AFAIK The order of calling login() and set_keyspace() is not important. 

set_keyspace() just stores the keyspace in the ClientState on the connection thread, and  login authenticates the user name and password and stores them in the ClientState. Functions on CassandraServer that require authorisation call functions such as ClientState.hasColumnFamilyAccess() where things are checked.
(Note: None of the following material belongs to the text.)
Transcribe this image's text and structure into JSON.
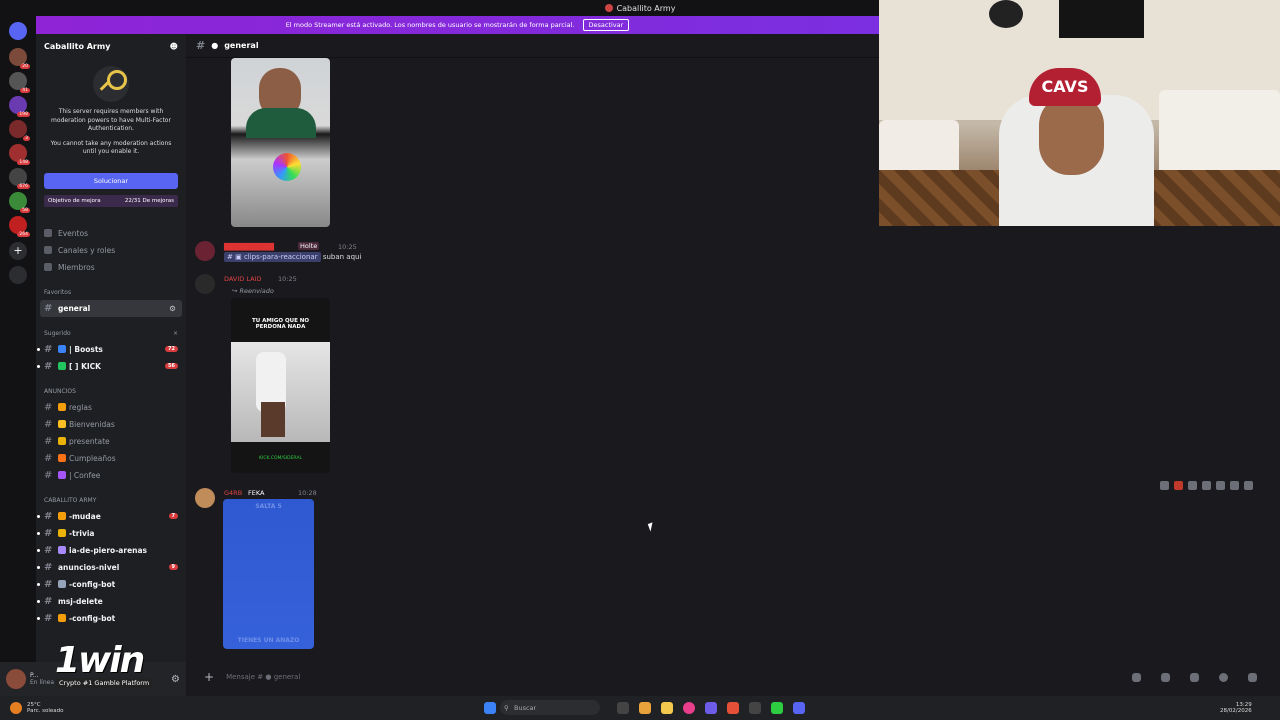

If you wanted to set the keyspace based on the login, you could do it in the login() function on the ClientState. Then your client would not need to call set_keyspace() . The keyspace has to exist though, it's used it lots of places to identify the CF

Hope that helps.
Aaron


On 31 Jan, 2011,at 07:18 AM, indika kumara <indika.k...@gmail.com> wrote:

This issue came when I was trying to implement an idea listed at [http://wiki.apache.org/cassandra/MultiTenant] – Namespaces. I thought the namespace can be the tenant’s domain name provided though username (e.g. f...@bar.com) or can be returned through authentication backend on login. For both cases, calling ‘login’ prior to ‘set_keyspace’ is required.

The ‘CassandraServer.java’’s ‘set_keyspace()’ checks the availability of a given keyspace. Here, prior to pass the keyspace, it has to be modified.  Any solutions? I would like to create a JIRA for the idea with a working patch.

Highly appreciate the suggestions for implementing the aforementioned idea listed in the wiki.

Thanks,

Indika

On Sun, Jan 30, 2011 at 10:21 PM, indika kumara <ind...@apache.org> wrote:
Hi All,

I observed the behavior indicated in the subject of this email even the ‘default User’ returned from authentication is null.  Is this correct?